Reviews

Golda (12A) |Close-Up Film Review

Dir: Guy Nattiv, US /UK 2023, 100 mins.

Cast: Helen Mirren, Ed Stoppard, Liv Schreiber,

Review by Carlie Newman

The film focuses on how Prime Minister Golda Meir dealt with the Yom Kippur war in Israel in 1973. Highly relevant at the moment as Israel faces more onslaught from Hamas and a large number are killed or taken hostage. As the fighting continues we are horrified to learn about the threat to lives of the ordinary Israeli and Palestinian citizens as Israel fights back ; they are the ones who are suffering most. It is interesting to see and learn some real-life facts about how Golda Meir approaches and then organises the country and its officials over that period, which only lasted 19 days.

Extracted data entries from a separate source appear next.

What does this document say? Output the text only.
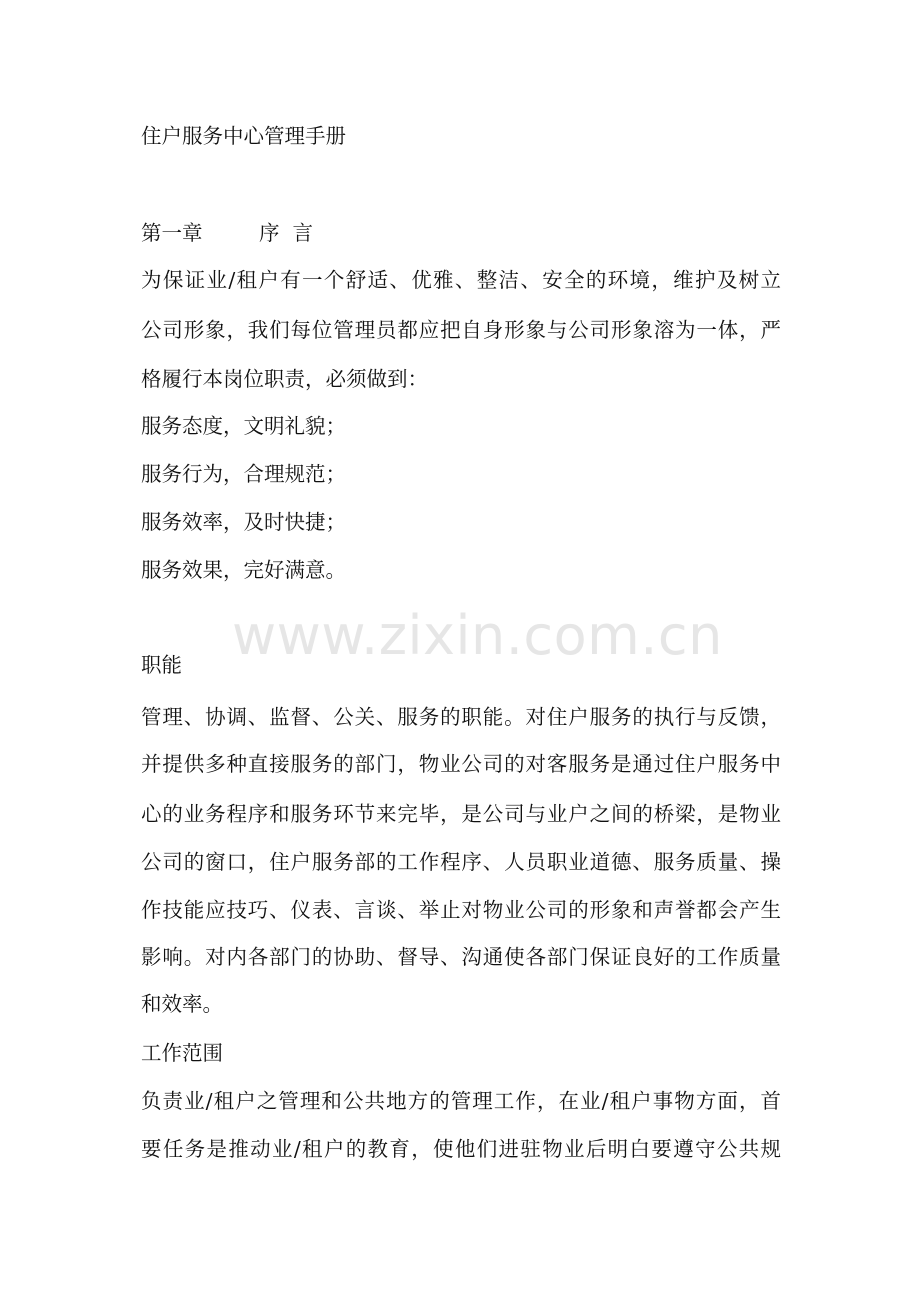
住户服务中心管理手册
第一章	序  言
为保证业/租户有一个舒适、优雅、整洁、安全的环境，维护及树立
公司形象，我们每位管理员都应把自身形象与公司形象溶为一体，严
格履行本岗位职责，必须做到：
服务态度，文明礼貌；
服务行为，合理规范；
服务效率，及时快捷；
服务效果，完好满意。
www.zixin.com.cn
职能
管理、协调、监督、公关、服务的职能。对住户服务的执行与反馈，
并提供多种直接服务的部门，物业公司的对客服务是通过住户服务中
心的业务程序和服务环节来完毕，是公司与业户之间的桥梁，是物业
公司的窗口，住户服务部的工作程序、人员职业道德、服务质量、操
作技能应技巧、仪表、言谈、举止对物业公司的形象和声誉都会产生
影响。对内各部门的协助、督导、沟通使各部门保证良好的工作质量
和效率。
工作范围
负责业/租户之管理和公共地方的管理工作，在业/租户事物方面，首
要任务是推动业/租户的教育，使他们进驻物业后明白要遵守公共规
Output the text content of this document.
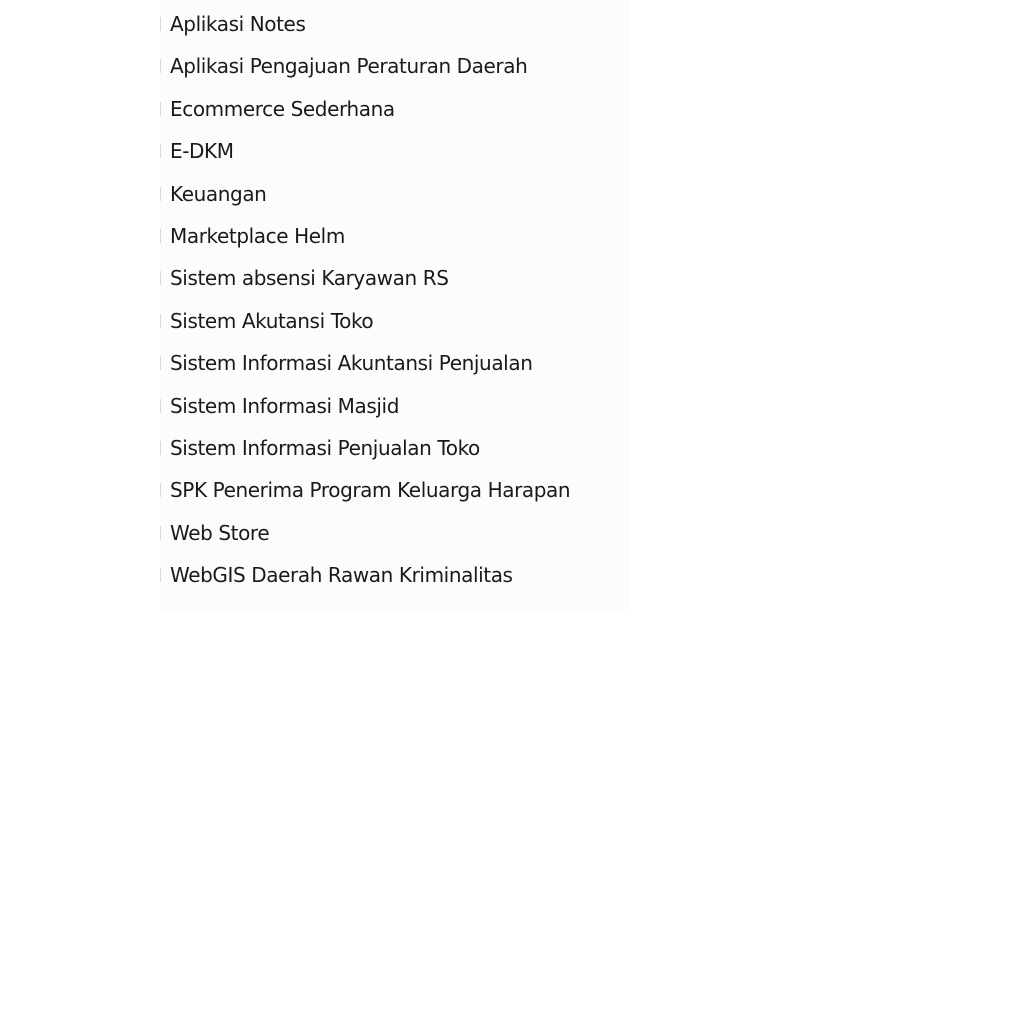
Aplikasi Notes
Aplikasi Pengajuan Peraturan Daerah
Ecommerce Sederhana
E-DKM
Keuangan
Marketplace Helm
Sistem absensi Karyawan RS
Sistem Akutansi Toko
Sistem Informasi Akuntansi Penjualan
Sistem Informasi Masjid
Sistem Informasi Penjualan Toko
SPK Penerima Program Keluarga Harapan
Web Store
WebGIS Daerah Rawan Kriminalitas
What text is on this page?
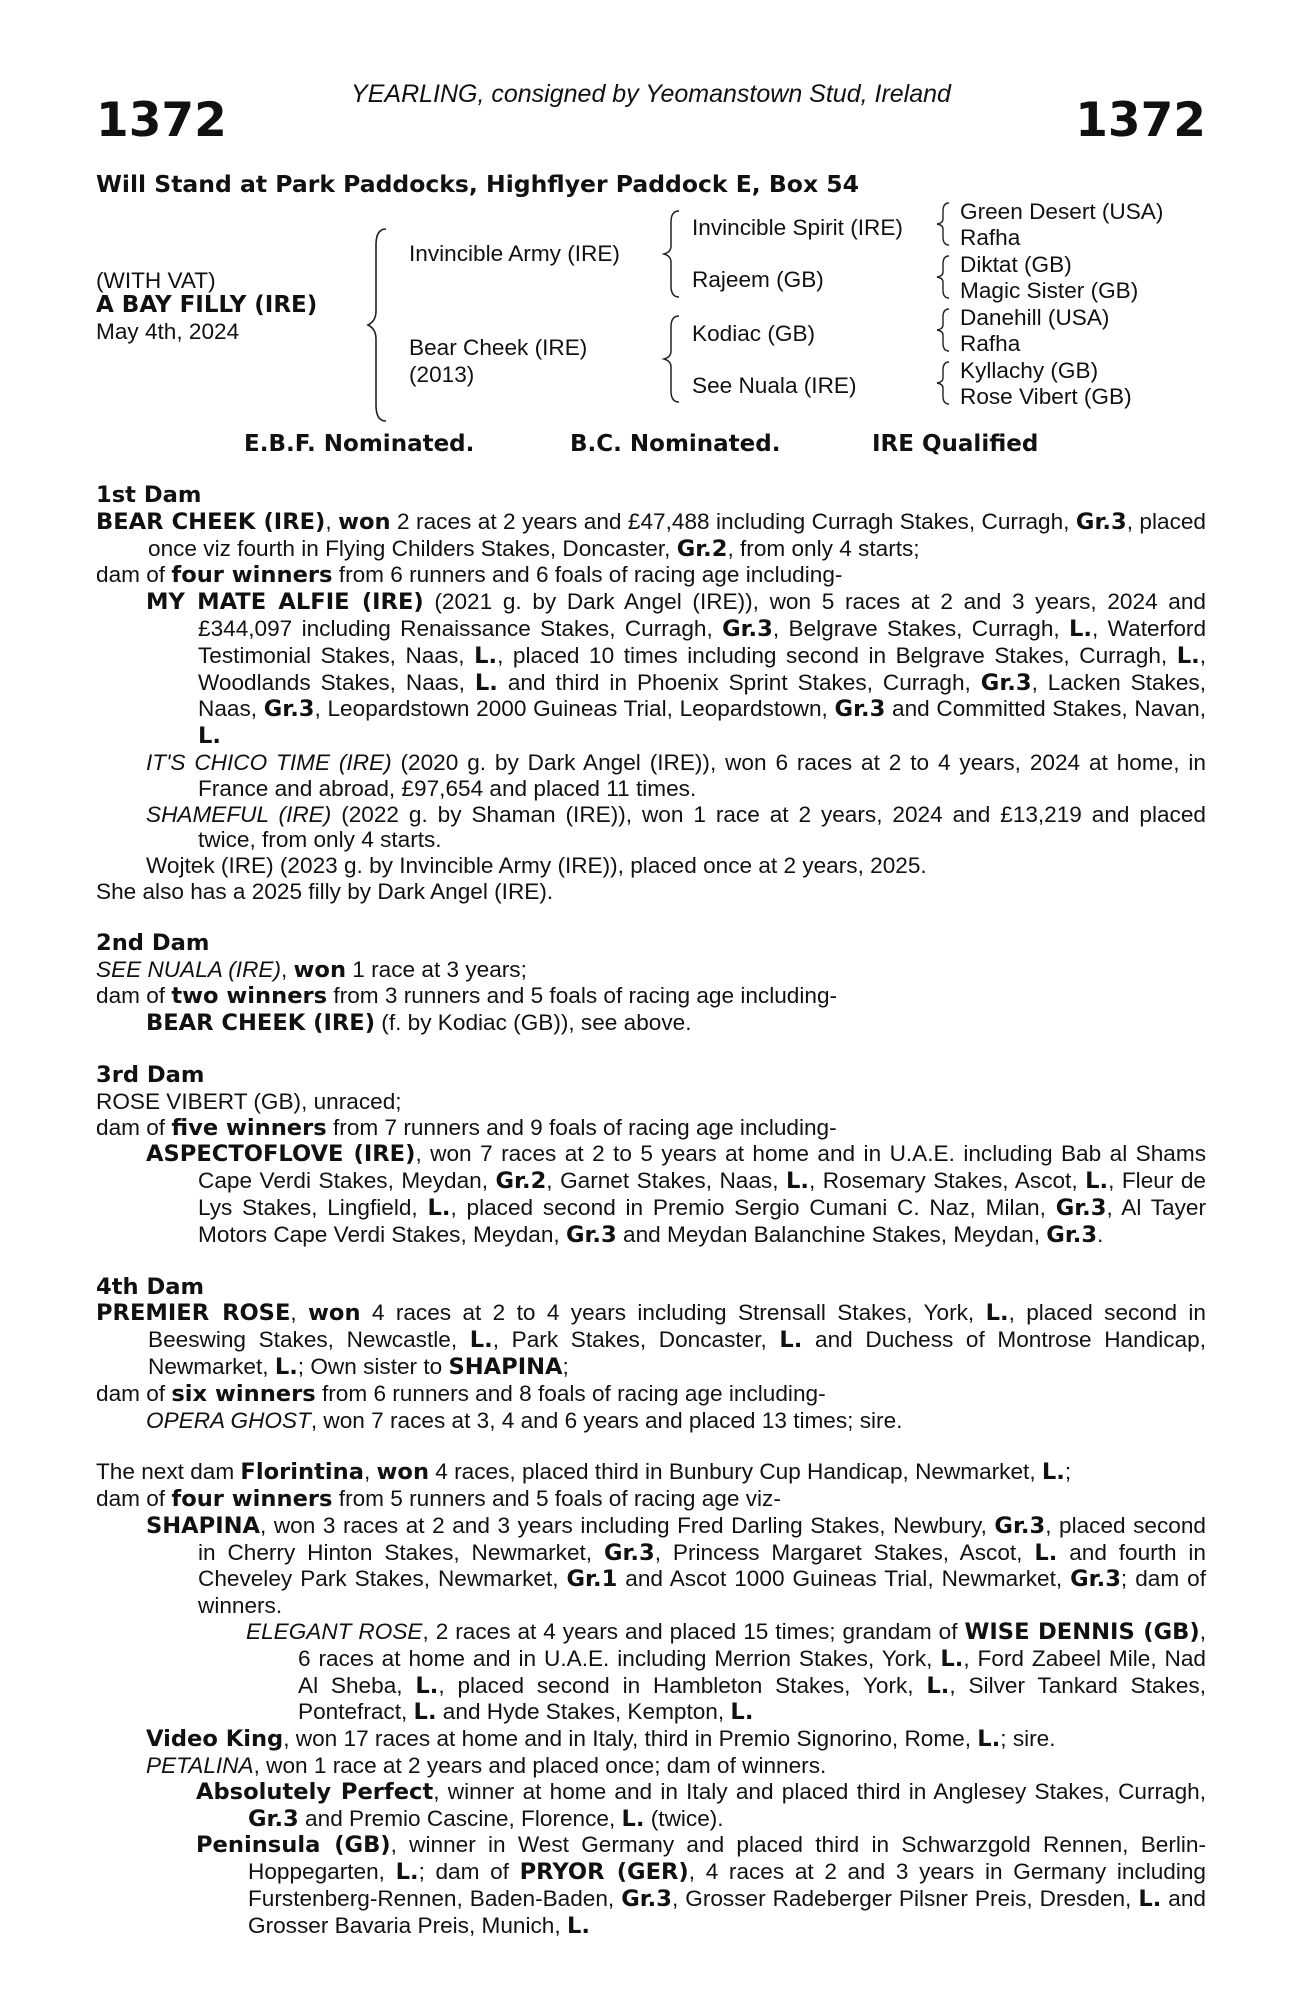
YEARLING, consigned by Yeomanstown Stud, Ireland
1372	1372
Will Stand at Park Paddocks, Highflyer Paddock E, Box 54
(WITH VAT)
A BAY FILLY (IRE)
May 4th, 2024
Invincible Army (IRE)
Bear Cheek (IRE)
(2013)
Invincible Spirit (IRE)
Rajeem (GB)
Kodiac (GB)
See Nuala (IRE)
Green Desert (USA)
Rafha
Diktat (GB)
Magic Sister (GB)
Danehill (USA)
Rafha
Kyllachy (GB)
Rose Vibert (GB)
E.B.F. Nominated.	B.C. Nominated.	IRE Qualified

1st Dam

BEAR CHEEK (IRE), won 2 races at 2 years and £47,488 including Curragh Stakes, Curragh, Gr.3, placed once viz fourth in Flying Childers Stakes, Doncaster, Gr.2, from only 4 starts;

dam of four winners from 6 runners and 6 foals of racing age including-

MY MATE ALFIE (IRE) (2021 g. by Dark Angel (IRE)), won 5 races at 2 and 3 years, 2024 and £344,097 including Renaissance Stakes, Curragh, Gr.3, Belgrave Stakes, Curragh, L., Waterford Testimonial Stakes, Naas, L., placed 10 times including second in Belgrave Stakes, Curragh, L., Woodlands Stakes, Naas, L. and third in Phoenix Sprint Stakes, Curragh, Gr.3, Lacken Stakes, Naas, Gr.3, Leopardstown 2000 Guineas Trial, Leopardstown, Gr.3 and Committed Stakes, Navan, L.

IT'S CHICO TIME (IRE) (2020 g. by Dark Angel (IRE)), won 6 races at 2 to 4 years, 2024 at home, in France and abroad, £97,654 and placed 11 times.

SHAMEFUL (IRE) (2022 g. by Shaman (IRE)), won 1 race at 2 years, 2024 and £13,219 and placed twice, from only 4 starts.

Wojtek (IRE) (2023 g. by Invincible Army (IRE)), placed once at 2 years, 2025.

She also has a 2025 filly by Dark Angel (IRE).

2nd Dam

SEE NUALA (IRE), won 1 race at 3 years;

dam of two winners from 3 runners and 5 foals of racing age including-

BEAR CHEEK (IRE) (f. by Kodiac (GB)), see above.

3rd Dam

ROSE VIBERT (GB), unraced;

dam of five winners from 7 runners and 9 foals of racing age including-

ASPECTOFLOVE (IRE), won 7 races at 2 to 5 years at home and in U.A.E. including Bab al Shams Cape Verdi Stakes, Meydan, Gr.2, Garnet Stakes, Naas, L., Rosemary Stakes, Ascot, L., Fleur de Lys Stakes, Lingfield, L., placed second in Premio Sergio Cumani C. Naz, Milan, Gr.3, Al Tayer Motors Cape Verdi Stakes, Meydan, Gr.3 and Meydan Balanchine Stakes, Meydan, Gr.3.

4th Dam

PREMIER ROSE, won 4 races at 2 to 4 years including Strensall Stakes, York, L., placed second in Beeswing Stakes, Newcastle, L., Park Stakes, Doncaster, L. and Duchess of Montrose Handicap, Newmarket, L.; Own sister to SHAPINA;

dam of six winners from 6 runners and 8 foals of racing age including-

OPERA GHOST, won 7 races at 3, 4 and 6 years and placed 13 times; sire.

The next dam Florintina, won 4 races, placed third in Bunbury Cup Handicap, Newmarket, L.;

dam of four winners from 5 runners and 5 foals of racing age viz-

SHAPINA, won 3 races at 2 and 3 years including Fred Darling Stakes, Newbury, Gr.3, placed second in Cherry Hinton Stakes, Newmarket, Gr.3, Princess Margaret Stakes, Ascot, L. and fourth in Cheveley Park Stakes, Newmarket, Gr.1 and Ascot 1000 Guineas Trial, Newmarket, Gr.3; dam of winners.

ELEGANT ROSE, 2 races at 4 years and placed 15 times; grandam of WISE DENNIS (GB), 6 races at home and in U.A.E. including Merrion Stakes, York, L., Ford Zabeel Mile, Nad Al Sheba, L., placed second in Hambleton Stakes, York, L., Silver Tankard Stakes, Pontefract, L. and Hyde Stakes, Kempton, L.

Video King, won 17 races at home and in Italy, third in Premio Signorino, Rome, L.; sire.

PETALINA, won 1 race at 2 years and placed once; dam of winners.

Absolutely Perfect, winner at home and in Italy and placed third in Anglesey Stakes, Curragh, Gr.3 and Premio Cascine, Florence, L. (twice).

Peninsula (GB), winner in West Germany and placed third in Schwarzgold Rennen, Berlin-Hoppegarten, L.; dam of PRYOR (GER), 4 races at 2 and 3 years in Germany including Furstenberg-Rennen, Baden-Baden, Gr.3, Grosser Radeberger Pilsner Preis, Dresden, L. and Grosser Bavaria Preis, Munich, L.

However, most of the criticism of the film has been focused on the actress playing Golda. Firstly, Helen Mirren is not Jewish and while most films and plays on the stage make huge efforts to cast people of the correct ethnicity to play appropriate parts and even assist in any way possible to have disabled people taking roles where disability is the focus, for some reason Jewish actors are not called upon to take the roles of Jews in films. Secondly, people have looked at the actress herself. She has had to have a huge amount of make-up to play the part including a prosthetic nose. That and the constant cigarette smoke around her has somehow muted the effectiveness of her characterisation. While she is effective in the part, somehow she misses the soul of the woman which, perhaps, an actress with a Jewish heritage would have provided.

Mainly consisting of a number of strategy meetings, we see Golda confronting her military advisers as they all try to devise a way of retaliating. Around the Prime Minister there are a number of good American and British actors, all of whom produce solid performances. The best scenes are those between Golda and Henry Kissinger, the U.S. Secretary of State. Played with a show of wit and sincerity, Liv Schreiber is particularly fine. The two actors work well together and there is a lovely moment when , in the best use of diplomacy, she desperately tries to get Kissinger to make Nixon support Israel,

“I am first an American, second a Secretary of State , third a Jew” says Kissinger. Golda replies, “In this country, we read from right to left.”

Mirren manages to put across some of Golda’s humanity and director Guy Nattiv gives us a number of scenes where she is having secret treatment at night for a form of cancer. It takes place in part of a hospital where she has to walk through a morgue where bodies are piled up.

Always interesting to watch and take note of past events in this troubled area, its worth a visit.